Les États membres réclament une stratégie européenne sur l’alcool

Le 7 décembre, les 28 ministres européens de la Santé ont demandé à la Commission d'adopter une stratégie globale pour s’attaquer aux dommages liés à l’alcool, ce que l'exécutif européen refuse de faire depuis des mois. 

EURACTIV.com
Vytenis Andriukaitis [Commission européenne]
Vytenis Andriukaitis [Commission européenne]

Le 7 décembre, les 28 ministres européens de la Santé ont demandé à la Commission d’adopter une stratégie globale pour s’attaquer aux dommages liés à l’alcool, ce que l’exécutif européen refuse de faire depuis des mois. 
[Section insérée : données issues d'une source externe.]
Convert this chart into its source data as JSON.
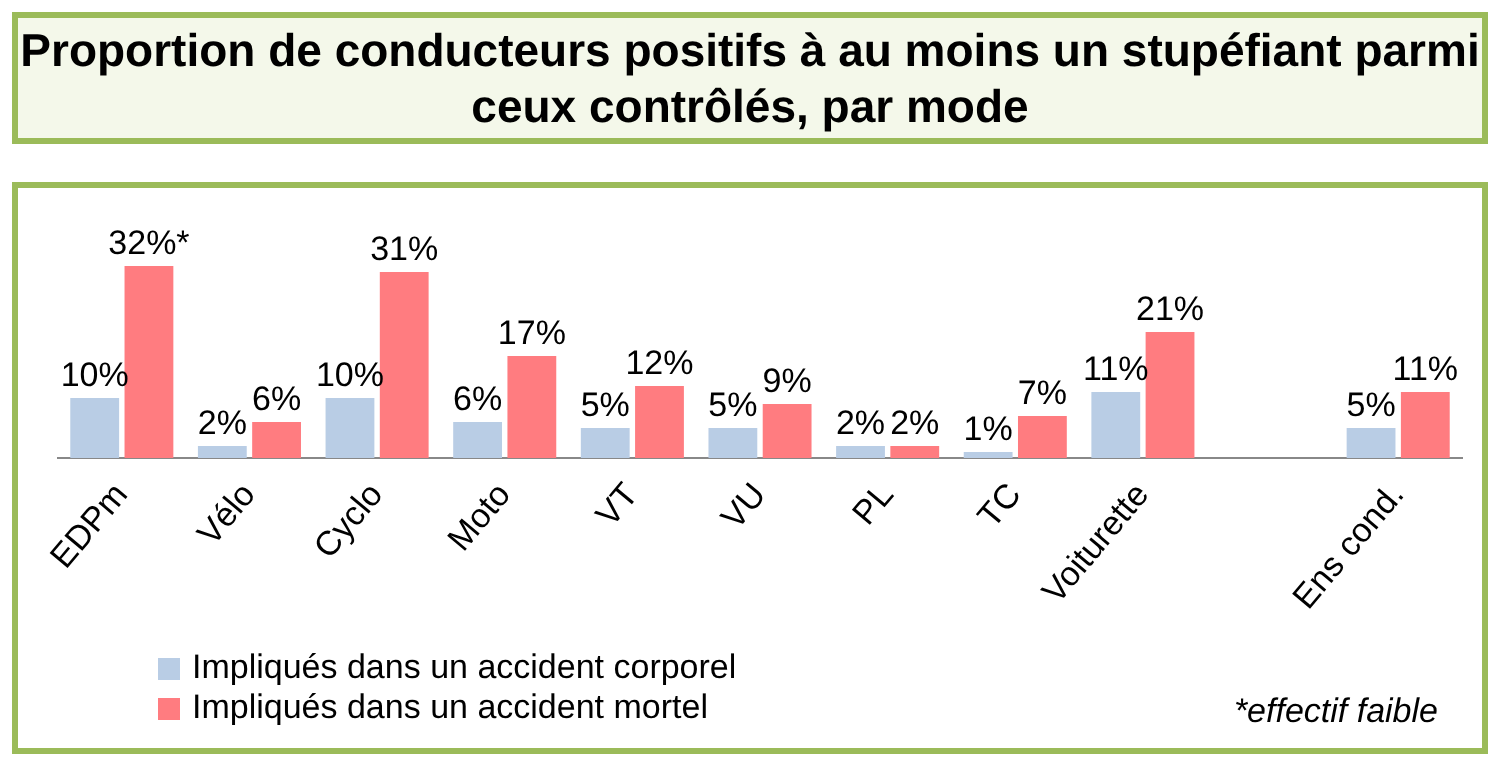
{
  "chart_data": {
    "type": "bar",
    "title": "Proportion de conducteurs positifs à au moins un stupéfiant parmi ceux contrôlés, par mode",
    "categories": [
      "EDPm",
      "Vélo",
      "Cyclo",
      "Moto",
      "VT",
      "VU",
      "PL",
      "TC",
      "Voiturette",
      null,
      "Ens cond."
    ],
    "series": [
      {
        "name": "Impliqués dans un accident corporel",
        "color": "#b9cde5",
        "values": [
          10,
          2,
          10,
          6,
          5,
          5,
          2,
          1,
          11,
          null,
          5
        ],
        "value_labels": [
          "10%",
          "2%",
          "10%",
          "6%",
          "5%",
          "5%",
          "2%",
          "1%",
          "11%",
          null,
          "5%"
        ]
      },
      {
        "name": "Impliqués dans un accident mortel",
        "color": "#ff7c80",
        "values": [
          32,
          6,
          31,
          17,
          12,
          9,
          2,
          7,
          21,
          null,
          11
        ],
        "value_labels": [
          "32%*",
          "6%",
          "31%",
          "17%",
          "12%",
          "9%",
          "2%",
          "7%",
          "21%",
          null,
          "11%"
        ]
      }
    ],
    "annotations": [
      "*effectif faible"
    ],
    "legend": "bottom left",
    "grid": false
  }
}
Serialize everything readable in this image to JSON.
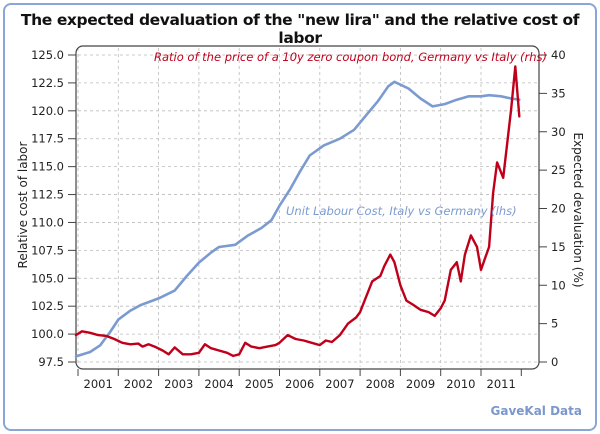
{
  "title": "The expected devaluation of the \"new lira\" and the relative cost of labor",
  "source": "GaveKal Data",
  "chart_data": {
    "type": "line",
    "title": "The expected devaluation of the \"new lira\" and the relative cost of labor",
    "xlabel": "",
    "ylabel": "Relative cost of labor",
    "y2label": "Expected devaluation (%)",
    "x_tick_labels": [
      "2001",
      "2002",
      "2003",
      "2004",
      "2005",
      "2006",
      "2007",
      "2008",
      "2009",
      "2010",
      "2011"
    ],
    "xlim": [
      2000.9,
      2011.6
    ],
    "ylim": [
      97.5,
      125.0
    ],
    "y_ticks": [
      "97.5",
      "100.0",
      "102.5",
      "105.0",
      "107.5",
      "110.0",
      "112.5",
      "115.0",
      "117.5",
      "120.0",
      "122.5",
      "125.0"
    ],
    "y2lim": [
      0,
      40
    ],
    "y2_ticks": [
      "0",
      "5",
      "10",
      "15",
      "20",
      "25",
      "30",
      "35",
      "40"
    ],
    "grid": true,
    "series": [
      {
        "name": "Unit Labour Cost, Italy vs Germany (lhs)",
        "axis": "left",
        "color": "#7b9bd0",
        "x": [
          2000.95,
          2001.3,
          2001.55,
          2001.8,
          2002.0,
          2002.3,
          2002.55,
          2003.0,
          2003.4,
          2003.7,
          2004.0,
          2004.3,
          2004.5,
          2004.9,
          2005.2,
          2005.55,
          2005.8,
          2006.0,
          2006.25,
          2006.5,
          2006.75,
          2007.1,
          2007.5,
          2007.85,
          2008.15,
          2008.45,
          2008.7,
          2008.85,
          2009.2,
          2009.5,
          2009.8,
          2010.1,
          2010.4,
          2010.7,
          2011.0,
          2011.2,
          2011.5,
          2011.75,
          2011.95
        ],
        "values": [
          98.0,
          98.4,
          99.0,
          100.2,
          101.3,
          102.1,
          102.6,
          103.2,
          103.9,
          105.2,
          106.4,
          107.3,
          107.8,
          108.0,
          108.8,
          109.5,
          110.2,
          111.5,
          112.9,
          114.5,
          116.0,
          116.9,
          117.5,
          118.3,
          119.6,
          120.9,
          122.2,
          122.6,
          122.0,
          121.1,
          120.4,
          120.6,
          121.0,
          121.3,
          121.3,
          121.4,
          121.3,
          121.1,
          121.0
        ]
      },
      {
        "name": "Ratio of the price of a 10y zero coupon bond, Germany vs Italy (rhs)",
        "axis": "right",
        "color": "#c0001a",
        "x": [
          2000.95,
          2001.1,
          2001.3,
          2001.5,
          2001.7,
          2001.9,
          2002.1,
          2002.3,
          2002.5,
          2002.6,
          2002.75,
          2002.9,
          2003.1,
          2003.25,
          2003.4,
          2003.6,
          2003.8,
          2004.0,
          2004.15,
          2004.3,
          2004.5,
          2004.7,
          2004.85,
          2005.0,
          2005.15,
          2005.3,
          2005.5,
          2005.7,
          2005.9,
          2006.0,
          2006.2,
          2006.4,
          2006.6,
          2006.8,
          2007.0,
          2007.15,
          2007.3,
          2007.5,
          2007.7,
          2007.9,
          2008.0,
          2008.15,
          2008.3,
          2008.5,
          2008.6,
          2008.75,
          2008.85,
          2009.0,
          2009.15,
          2009.3,
          2009.5,
          2009.7,
          2009.85,
          2010.0,
          2010.1,
          2010.25,
          2010.4,
          2010.5,
          2010.6,
          2010.75,
          2010.9,
          2011.0,
          2011.1,
          2011.2,
          2011.3,
          2011.4,
          2011.55,
          2011.65,
          2011.75,
          2011.85,
          2011.95
        ],
        "values": [
          3.5,
          4.0,
          3.8,
          3.5,
          3.4,
          3.0,
          2.5,
          2.3,
          2.4,
          2.0,
          2.3,
          2.0,
          1.5,
          1.0,
          1.9,
          1.0,
          1.0,
          1.2,
          2.3,
          1.8,
          1.5,
          1.2,
          0.8,
          1.0,
          2.5,
          2.0,
          1.8,
          2.0,
          2.2,
          2.5,
          3.5,
          3.0,
          2.8,
          2.5,
          2.2,
          2.8,
          2.6,
          3.5,
          5.0,
          5.8,
          6.5,
          8.5,
          10.5,
          11.2,
          12.5,
          14.0,
          13.0,
          10.0,
          8.0,
          7.5,
          6.8,
          6.5,
          6.0,
          7.0,
          8.0,
          12.0,
          13.0,
          10.5,
          14.0,
          16.5,
          15.0,
          12.0,
          13.5,
          15.0,
          22.0,
          26.0,
          24.0,
          28.5,
          33.0,
          38.5,
          32.0
        ]
      }
    ],
    "annotations": [
      {
        "text": "Ratio of the price of a 10y zero coupon bond, Germany vs Italy (rhs)",
        "color": "#c0001a"
      },
      {
        "text": "Unit Labour Cost, Italy vs Germany (lhs)",
        "color": "#7b9bd0"
      }
    ]
  }
}
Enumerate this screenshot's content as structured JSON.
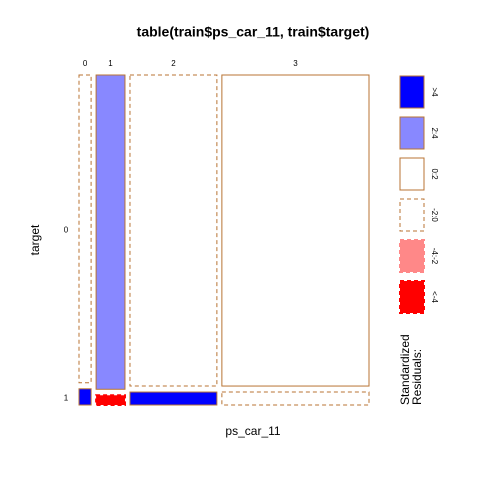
{
  "chart_data": {
    "type": "mosaic",
    "title": "table(train$ps_car_11, train$target)",
    "xlabel": "ps_car_11",
    "ylabel": "target",
    "categories": [
      "0",
      "1",
      "2",
      "3"
    ],
    "rows": [
      "0",
      "1"
    ],
    "widths": [
      0.044,
      0.105,
      0.316,
      0.535
    ],
    "row1_share": [
      0.05,
      0.03,
      0.04,
      0.04
    ],
    "cell_classes": [
      [
        3,
        0
      ],
      [
        1,
        5
      ],
      [
        3,
        0
      ],
      [
        2,
        3
      ]
    ],
    "legend_title": [
      "Standardized",
      "Residuals:"
    ],
    "legend": [
      {
        "label": ">4",
        "fill": "#0000ff",
        "dashed": false
      },
      {
        "label": "2:4",
        "fill": "#8888ff",
        "dashed": false
      },
      {
        "label": "0:2",
        "fill": "#ffffff",
        "dashed": false
      },
      {
        "label": "-2:0",
        "fill": "#ffffff",
        "dashed": true
      },
      {
        "label": "-4:-2",
        "fill": "#ff8888",
        "dashed": true
      },
      {
        "label": "<-4",
        "fill": "#ff0000",
        "dashed": true
      }
    ],
    "border_color": "#b87333"
  }
}
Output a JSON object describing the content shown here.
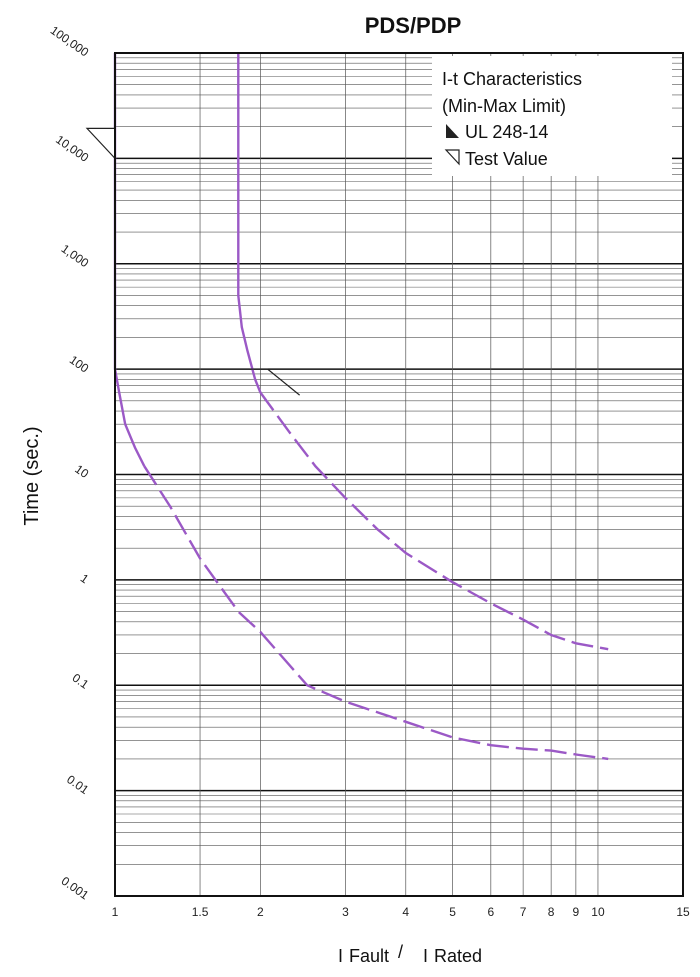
{
  "chart_data": {
    "type": "line",
    "title": "PDS/PDP",
    "ylabel": "Time (sec.)",
    "xlabel_main": "I",
    "xlabel_sub_1": "Fault",
    "xlabel_separator": "/",
    "xlabel_main_2": "I",
    "xlabel_sub_2": "Rated",
    "x_scale": "log",
    "y_scale": "log",
    "xlim": [
      1,
      15
    ],
    "ylim": [
      0.001,
      100000
    ],
    "x_ticks": [
      1,
      1.5,
      2,
      3,
      4,
      5,
      6,
      7,
      8,
      9,
      10,
      15
    ],
    "x_tick_labels": [
      "1",
      "1.5",
      "2",
      "3",
      "4",
      "5",
      "6",
      "7",
      "8",
      "9",
      "10",
      "15"
    ],
    "y_ticks": [
      0.001,
      0.01,
      0.1,
      1,
      10,
      100,
      1000,
      10000,
      100000
    ],
    "y_tick_labels": [
      "0.001",
      "0.01",
      "0.1",
      "1",
      "10",
      "100",
      "1,000",
      "10,000",
      "100,000"
    ],
    "grid": true,
    "legend": {
      "position": "top-right",
      "title_line1": "I-t Characteristics",
      "title_line2": "(Min-Max Limit)",
      "entries": [
        {
          "label": "UL 248-14",
          "marker": "filled-triangle"
        },
        {
          "label": "Test Value",
          "marker": "open-triangle"
        }
      ]
    },
    "curve_color": "#9b59c6",
    "series": [
      {
        "solid": [
          [
            1.0,
            100000
          ],
          [
            1.0,
            100
          ],
          [
            1.02,
            60
          ],
          [
            1.05,
            30
          ],
          [
            1.1,
            18
          ],
          [
            1.15,
            12
          ]
        ],
        "dashed": [
          [
            1.15,
            12
          ],
          [
            1.3,
            5
          ],
          [
            1.5,
            1.6
          ],
          [
            1.8,
            0.5
          ],
          [
            2.0,
            0.32
          ],
          [
            2.5,
            0.1
          ],
          [
            3.0,
            0.07
          ],
          [
            4.0,
            0.045
          ],
          [
            5.0,
            0.032
          ],
          [
            6.0,
            0.027
          ],
          [
            7.0,
            0.025
          ],
          [
            8.0,
            0.024
          ],
          [
            9.0,
            0.022
          ],
          [
            10.5,
            0.02
          ]
        ]
      },
      {
        "solid": [
          [
            1.8,
            100000
          ],
          [
            1.8,
            500
          ],
          [
            1.83,
            250
          ],
          [
            1.88,
            150
          ],
          [
            1.95,
            80
          ],
          [
            2.0,
            60
          ]
        ],
        "dashed": [
          [
            2.0,
            60
          ],
          [
            2.3,
            25
          ],
          [
            2.6,
            12
          ],
          [
            3.0,
            6
          ],
          [
            3.5,
            3
          ],
          [
            4.0,
            1.8
          ],
          [
            5.0,
            0.95
          ],
          [
            6.0,
            0.6
          ],
          [
            7.0,
            0.42
          ],
          [
            8.0,
            0.3
          ],
          [
            9.0,
            0.25
          ],
          [
            10.5,
            0.22
          ]
        ]
      }
    ],
    "markers": [
      {
        "type": "ul-248-14",
        "x": 1.0,
        "y": 10000
      },
      {
        "type": "test-value",
        "x": 1.9,
        "y": 100
      }
    ]
  }
}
La stratégie européenne sur les dommages liés à l’alcool sefait attendre, malgré les appels des institutions européennes. Selon les conclusions d’une réunion des ministres pour l’Emploi, la politique sociale, la santé et les consommateurs organisée à Bruxelles, les États membres ont soutenu une résolution du Parlement européen appelant à une nouvelle stratégie pour 2016-2022.

La déclaration du Conseil fait pression sur le commissaire à la santé et à la sécurité alimentaire, Vytenis Andriukaitis. La Commission est la seule à penser que l’UE n’a pas besoin d’une nouvelle stratégie pour combattre les dommages liés à l’alcool depuis que la précédente a expiré en 2012.

Vytenis Andriukaitis préfère en effet intégrer l’abus d’alcool dans un éventail plus large de facteurs de risque des maladies chroniques et a refusé de fixer un délai de publication de cette stratégie. La plupart des ONG pour la santé publique ont condamné cette approche depuis que le commissaire a annoncé ses intentions en mai. Selon elles, l’alcool est un problème trop grave pour ne pas avoir de stratégie séparée.

>> Lire : La Commission a-t-elle un problème avec l’alcool ?

« Je partage totalement les inquiétudes du Conseil sur les dommages liés à l’alcool. L’abus d’alcool est un sujet très sérieux qui a des conséquences dévastatrices pour les individus concernés, leur famille et pour la société », a déclaré Vytenis Andriukaitis.

« Je veux tout particulièrement m’attaquer à la consommation nocive d’alcool, et pas seulement à ses conséquences ; et je partage la volonté des ministres de la Santé de protéger les jeunes. Je m’engage à continuer à soutenir les États membres pour empêcher et lutter contre l’abus d’alcool », a-t-il ajouté.

L’exécutif s’accorde aussi avec les conclusions du Conseil sur le fait que ce sont aux États membres que revient la responsabilité de s’attaquer aux problèmes liés à l’alcool. La Commission veut toutefois soutenir l’effort en fournissant des données utiles et à finançant de projets.

Selon la Commission, les méfaits de l’alcool représentent un fardeau économique énorme, d’environ 150 milliards d’euros par an dans l’UE. Chaque année, 120 000 citoyens européens meurent de l’abus d’alcool, qui peut être lié à 60 maladies différentes. Néanmoins, ces chiffres sont probablement sous-estimés puisque les facteurs de risque compliquent le traitement d’autres conditions.

Nouvelles étiquettes

L’exécutif a reporté sine die la publication d’un rapport sur la manière d’inclure les boissons alcoolisées dans les nouvelles règles européennes sur l’étiquetage alimentaire, pour afficher des informations sur les valeurs nutritives et les ingrédients.

Le Conseil veut que la Commission envisage au moins d’imposer un étiquetage obligatoire pour les boissons alcoolisées. Le Conseil souhaite surtout que les informations concernant l’apport calorique soient affichées sur les nouvelles étiquettes.

Les brasseurs se sont déjà engagés sur une base volontaire à introduire ce genre d’étiquettes. Les Brasseurs d’Europe, l’association de l’industrie brassicole à échelle européenne, a déclaré dans un communiqué que c’était la volonté et le droit légitime du consommateur de pouvoir comparer les valeurs nutritionnelles et les ingrédients de toutes les boissons, qu’elles soient alcoolisées ou non.